There is something about digging in the earth, sowing seed and burying plants in the freshly turned soil.  It is an act of faith, of hope and expectation. It is an ancient ritual of believing. It is a way of interacting with life’s mysterious miracle. When I was in Minnesota, I wrote a poem about the experience.

I have bedded them,
laid them down to sleep,
dug shallow graves
and buried them
beneath soft soil,
dark, moist, rich dirt,
gently padded and patted.

They have been accepted
by the earth,
their burial signified by stick-markers
on which are written their names,
not in remembrance but in expectation,
waiting for them to wake,
to spring from dormant death into full flower:
pink and red and lavender,
yellow and white
the funeral-ritual of spring.

Cemeteries are like gardens, the name markers signifying the faith and hope with which the bodies of those who have gone on before were laid to rest. What is buried appears to be dead and lifeless. But is it?

A few years ago I visited a cemetery in old Boston where the tombstones date back to some of the earliest residents of The Colonies.  Those grave markers erected before 1730 bore skulls and cross bones.  They were the picture of death and despair.
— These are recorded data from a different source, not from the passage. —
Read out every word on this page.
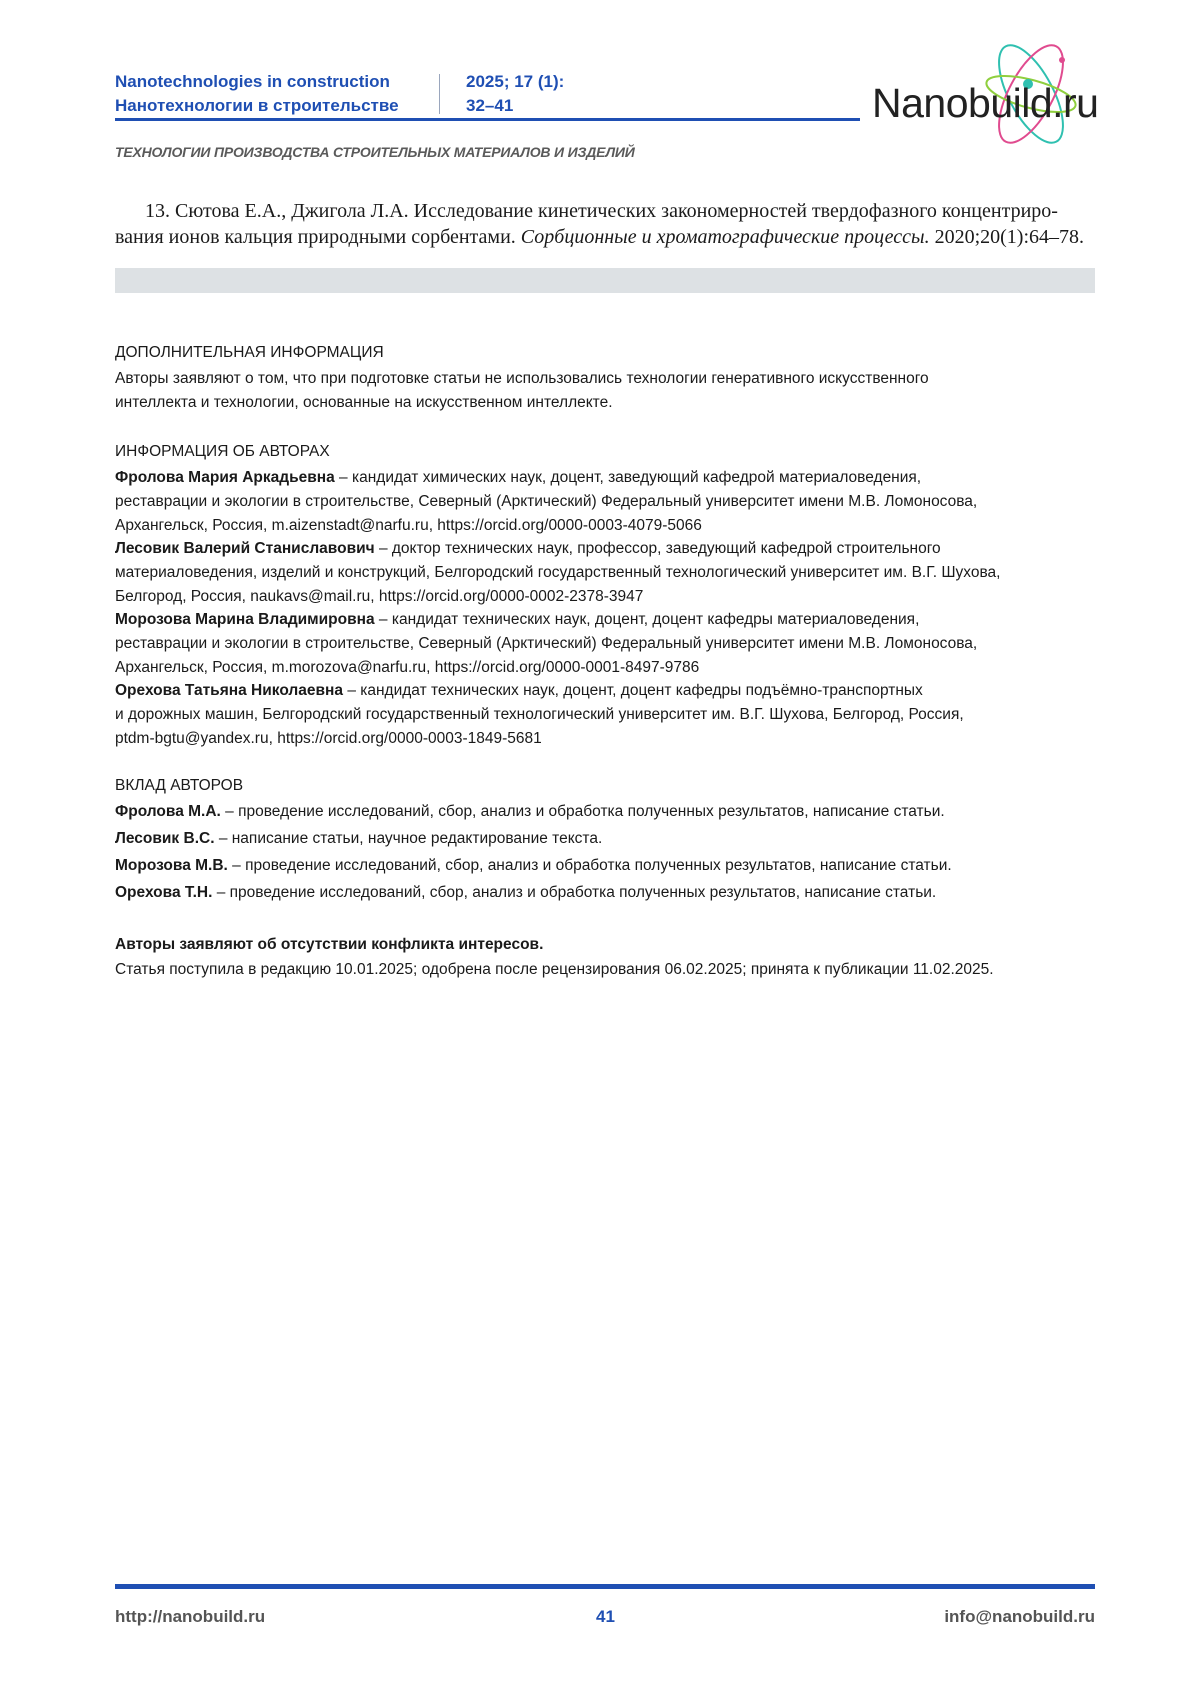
Nanotechnologies in construction
Нанотехнологии в строительстве
2025; 17 (1):
32–41	Nanobuild.ru
ТЕХНОЛОГИИ ПРОИЗВОДСТВА СТРОИТЕЛЬНЫХ МАТЕРИАЛОВ И ИЗДЕЛИЙ
13. Сютова Е.А., Джигола Л.А. Исследование кинетических закономерностей твердофазного концентриро-
вания ионов кальция природными сорбентами. Сорбционные и хроматографические процессы. 2020;20(1):64–78.
ДОПОЛНИТЕЛЬНАЯ ИНФОРМАЦИЯ
Авторы заявляют о том, что при подготовке статьи не использовались технологии генеративного искусственного
интеллекта и технологии, основанные на искусственном интеллекте.
ИНФОРМАЦИЯ ОБ АВТОРАХ
Фролова Мария Аркадьевна – кандидат химических наук, доцент, заведующий кафедрой материаловедения,
реставрации и экологии в строительстве, Северный (Арктический) Федеральный университет имени М.В. Ломоносова,
Архангельск, Россия, m.aizenstadt@narfu.ru, https://orcid.org/0000-0003-4079-5066
Лесовик Валерий Станиславович – доктор технических наук, профессор, заведующий кафедрой строительного
материаловедения, изделий и конструкций, Белгородский государственный технологический университет им. В.Г. Шухова,
Белгород, Россия, naukavs@mail.ru, https://orcid.org/0000-0002-2378-3947
Морозова Марина Владимировна – кандидат технических наук, доцент, доцент кафедры материаловедения,
реставрации и экологии в строительстве, Северный (Арктический) Федеральный университет имени М.В. Ломоносова,
Архангельск, Россия, m.morozova@narfu.ru, https://orcid.org/0000-0001-8497-9786
Орехова Татьяна Николаевна – кандидат технических наук, доцент, доцент кафедры подъёмно-транспортных
и дорожных машин, Белгородский государственный технологический университет им. В.Г. Шухова, Белгород, Россия,
ptdm-bgtu@yandex.ru, https://orcid.org/0000-0003-1849-5681
ВКЛАД АВТОРОВ
Фролова М.А. – проведение исследований, сбор, анализ и обработка полученных результатов, написание статьи.
Лесовик В.С. – написание статьи, научное редактирование текста.
Морозова М.В. – проведение исследований, сбор, анализ и обработка полученных результатов, написание статьи.
Орехова Т.Н. – проведение исследований, сбор, анализ и обработка полученных результатов, написание статьи.
Авторы заявляют об отсутствии конфликта интересов.
Статья поступила в редакцию 10.01.2025; одобрена после рецензирования 06.02.2025; принята к публикации 11.02.2025.
http://nanobuild.ru	41	info@nanobuild.ru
The markers erected after 1740 bore the images of angels and cherubim and were often inscribed with verses about heaven.  The only event that could have made such a difference in the Boston markers is the Great Awakening that swept the Colonies in the 1730s.  Benjamin Franklin wrote of the Awakening that there was a “wonderful change soon made in the manners of our inhabitants. … so that one could not walk thro' the town in an evening without hearing psalms sung in different families of every street."

Paul had this image in mind when he wrote, “When you sow, you do not plant the body that will be, but just a seed, perhaps of wheat or of something else.  But God gives it a body as he has determined, and to each kind of seed he gives its own body.  … So will it be with the resurrection of the dead. The body that is sown is perishable, it is raised imperishable; it is sown in dishonor, it is raised in glory; it is sown in weakness, it is raised in power;  it is sown a natural body, it is raised a spiritual body.


      "I declare to you, brothers and sisters, that flesh and blood cannot inherit the kingdom of God, nor does the perishable inherit the imperishable. Listen, I tell you a mystery: We will not all sleep, but we will all be changed— in a flash, in the twinkling of an eye, at the last trumpet. For the trumpet will sound, the dead will be raised imperishable, and we will be changed.  For the perishable must clothe itself with the imperishable, and the mortal with immortality. When the perishable has been clothed with the imperishable, and the mortal with immortality, then the saying that is written will come true: ‘Death has been swallowed up in victory.’ … thanks be to God who gives us the victory through our Lord Jesus Christ.” (1 Corinthians 15:37-54).